By Mark Hofmann mhofmann@heraldstandard.Com 3 min read

The annual Hip-Hop Conference will return to California University of Pennsylvania to explore and discuss the criminal justice system, film, campus safety and will feature a hip-hop cultural expert and the hip-hop pioneer group, Mobb Deep.

Cal U Professor Dr. Kelton Edmonds conceived the idea of the conference when he was a Frederick Douglass Institute visiting scholar and used his fascination with hip-hop music for his research presentation.

The first conference was just a two-hour-long panel, but Edmonds said it has grown to be as long as three days for some years.

In its eleventh year, the event will be two days, April 21 and 22.

“It’s the longest running-and some say the best-hip-hop symposium in the eastern region of the country,” Edmonds said.

The headliners for this year’s conference will be Mobb Deep, which is considered to be a pioneer of “reality rap” that portrays life in the inner city as the group originally hails from Queens, N.Y.

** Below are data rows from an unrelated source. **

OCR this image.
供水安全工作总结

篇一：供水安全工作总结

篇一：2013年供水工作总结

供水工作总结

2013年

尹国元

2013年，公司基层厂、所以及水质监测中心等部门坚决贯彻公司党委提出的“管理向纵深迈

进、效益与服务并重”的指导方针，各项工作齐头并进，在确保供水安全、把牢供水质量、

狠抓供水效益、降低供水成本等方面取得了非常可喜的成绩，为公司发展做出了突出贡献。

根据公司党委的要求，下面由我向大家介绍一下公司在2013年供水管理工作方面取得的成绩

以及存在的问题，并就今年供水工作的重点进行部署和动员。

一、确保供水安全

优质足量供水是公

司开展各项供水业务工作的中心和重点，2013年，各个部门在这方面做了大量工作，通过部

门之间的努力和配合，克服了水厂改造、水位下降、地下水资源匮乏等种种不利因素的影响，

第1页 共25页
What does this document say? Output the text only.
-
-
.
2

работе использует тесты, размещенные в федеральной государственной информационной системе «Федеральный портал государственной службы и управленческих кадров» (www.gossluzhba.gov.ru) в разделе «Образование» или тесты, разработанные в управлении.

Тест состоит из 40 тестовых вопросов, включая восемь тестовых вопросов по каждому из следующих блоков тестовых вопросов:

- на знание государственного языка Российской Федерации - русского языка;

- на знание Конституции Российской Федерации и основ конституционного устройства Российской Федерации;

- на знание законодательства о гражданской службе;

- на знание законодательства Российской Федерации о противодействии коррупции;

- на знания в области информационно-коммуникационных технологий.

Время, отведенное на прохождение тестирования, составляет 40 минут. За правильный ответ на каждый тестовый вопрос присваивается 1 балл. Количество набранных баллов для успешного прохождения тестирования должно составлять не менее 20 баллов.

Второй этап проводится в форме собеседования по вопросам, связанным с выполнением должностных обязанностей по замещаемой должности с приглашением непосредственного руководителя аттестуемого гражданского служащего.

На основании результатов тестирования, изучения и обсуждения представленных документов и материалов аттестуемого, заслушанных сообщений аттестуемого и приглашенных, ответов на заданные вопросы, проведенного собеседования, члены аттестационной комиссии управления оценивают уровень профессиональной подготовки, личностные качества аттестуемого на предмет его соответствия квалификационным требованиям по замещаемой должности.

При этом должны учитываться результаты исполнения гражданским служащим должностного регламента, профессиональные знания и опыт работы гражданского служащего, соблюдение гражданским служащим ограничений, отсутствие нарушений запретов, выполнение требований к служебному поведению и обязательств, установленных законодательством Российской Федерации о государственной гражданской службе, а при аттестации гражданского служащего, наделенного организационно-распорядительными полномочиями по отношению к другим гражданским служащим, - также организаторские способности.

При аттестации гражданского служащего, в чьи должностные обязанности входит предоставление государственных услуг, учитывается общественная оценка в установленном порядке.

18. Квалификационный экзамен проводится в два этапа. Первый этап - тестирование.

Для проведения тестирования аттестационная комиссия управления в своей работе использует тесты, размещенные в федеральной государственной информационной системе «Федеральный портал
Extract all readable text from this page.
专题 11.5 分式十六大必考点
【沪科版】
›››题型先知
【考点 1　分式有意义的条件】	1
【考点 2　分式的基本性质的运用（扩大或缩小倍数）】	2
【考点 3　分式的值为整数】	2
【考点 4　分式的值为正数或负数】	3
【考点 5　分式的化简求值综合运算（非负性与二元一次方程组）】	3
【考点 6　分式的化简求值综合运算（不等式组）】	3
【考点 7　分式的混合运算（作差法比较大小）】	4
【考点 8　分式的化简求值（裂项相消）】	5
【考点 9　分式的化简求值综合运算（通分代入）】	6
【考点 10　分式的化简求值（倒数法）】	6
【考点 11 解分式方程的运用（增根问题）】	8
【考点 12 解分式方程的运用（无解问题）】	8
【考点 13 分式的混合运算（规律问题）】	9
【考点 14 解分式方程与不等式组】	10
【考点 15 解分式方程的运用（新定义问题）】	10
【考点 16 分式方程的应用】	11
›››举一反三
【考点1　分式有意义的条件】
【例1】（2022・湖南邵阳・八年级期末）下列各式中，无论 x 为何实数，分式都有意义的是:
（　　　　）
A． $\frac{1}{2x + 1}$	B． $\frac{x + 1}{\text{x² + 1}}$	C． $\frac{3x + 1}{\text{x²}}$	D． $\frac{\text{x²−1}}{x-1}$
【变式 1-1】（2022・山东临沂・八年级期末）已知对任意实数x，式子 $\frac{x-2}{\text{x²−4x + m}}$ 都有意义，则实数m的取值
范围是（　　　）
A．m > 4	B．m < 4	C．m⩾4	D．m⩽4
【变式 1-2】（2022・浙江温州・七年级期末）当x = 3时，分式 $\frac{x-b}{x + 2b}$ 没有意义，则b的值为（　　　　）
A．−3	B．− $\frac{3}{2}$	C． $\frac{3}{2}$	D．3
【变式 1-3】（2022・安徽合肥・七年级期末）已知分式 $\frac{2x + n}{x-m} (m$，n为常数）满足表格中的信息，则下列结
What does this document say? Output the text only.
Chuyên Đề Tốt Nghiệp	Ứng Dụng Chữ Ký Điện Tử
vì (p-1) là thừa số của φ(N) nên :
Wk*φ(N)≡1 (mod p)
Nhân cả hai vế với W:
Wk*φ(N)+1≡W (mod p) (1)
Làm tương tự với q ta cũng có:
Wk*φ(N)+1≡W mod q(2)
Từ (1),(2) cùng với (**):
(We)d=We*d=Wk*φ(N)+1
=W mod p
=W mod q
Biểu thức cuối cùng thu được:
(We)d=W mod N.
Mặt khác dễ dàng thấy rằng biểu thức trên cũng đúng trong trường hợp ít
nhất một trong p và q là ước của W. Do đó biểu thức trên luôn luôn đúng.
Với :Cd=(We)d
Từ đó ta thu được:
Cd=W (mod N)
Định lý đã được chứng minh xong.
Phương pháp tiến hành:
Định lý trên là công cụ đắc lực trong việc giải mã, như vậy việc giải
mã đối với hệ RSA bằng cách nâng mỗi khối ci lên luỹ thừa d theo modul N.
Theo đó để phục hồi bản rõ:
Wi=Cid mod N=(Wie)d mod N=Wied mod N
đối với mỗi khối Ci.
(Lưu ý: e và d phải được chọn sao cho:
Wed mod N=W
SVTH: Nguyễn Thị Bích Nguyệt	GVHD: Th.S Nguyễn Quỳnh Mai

Mobb Deep members Havoc and Prodigy will join Dr. Zoe Spencer, an associate professor at Virginia State University for “Hip-hop and the Prison Industrial Complex” at 5 p.m., April 21 in Morgan Hall Auditorium.

Spencer teaches sociology, social work and criminal justice. She is the author of “Murda’, Misogyny, and Mayhem: Hip-Hop and the Culture of Abnormality in the Urban Community” and teaches sociology, social work and criminal justice.

Edmonds has participated on panels with Spencer in the past and said she is just one of the many fresh and new scholars the Cal U Hip-Hop Conference has attracted over the years.

“She’s a phenomenal scholar and speaker and will electrify the audience when she gets there,” Edmonds said.

Edmonds said “Hip-Hop and the Prison Industrial Complex” will be an external critique of the prison system and internal critique of what ways the hip-hop culture has influenced the prison system with the disproportionate number of black men who are incarcerated.

Also for this year’s event, organizers scheduled such topics like the criminal justice system, college campus safety and a critique and discussion of the feature films, “Chi-Raq” and “Straight Outta Compton” with the Black Student Union.

The 2015 film “Chi-Raq” was directed by Spike Lee and centers around the violence on the South Side of Chicago, and the 2015 “Straight Outta Compton” is directed by F. Gary Gray and shows the story of the hip-hop group N.W.A.

Discussion of the two films with both students and scholars will be from 2-4 p.m. April 22. Edmonds said the two films will not be screened, so those attending the discussion would be best suited to see the films ahead of time.

A panel moderated by Anika Tillery, a 2006 graduate of Cal U who is a director of social work in Brooklyn, N.Y., will discuss “Sexual, Emotional and Physical Abuse on Campuses and Beyond” at noon, April 22.

Edmonds said he’s happy to be in the eleventh year of the conference and loves the participation from the students and scholars and is happy with the support from the students, the community and the university.

“The administration at Cal U has been extremely supportive since day one,” Edmonds said. “

Events at the Hip-hop Conference are free and open to the public. Parking is available in the Vulcan Garage, off Third Street, near the campus entrance.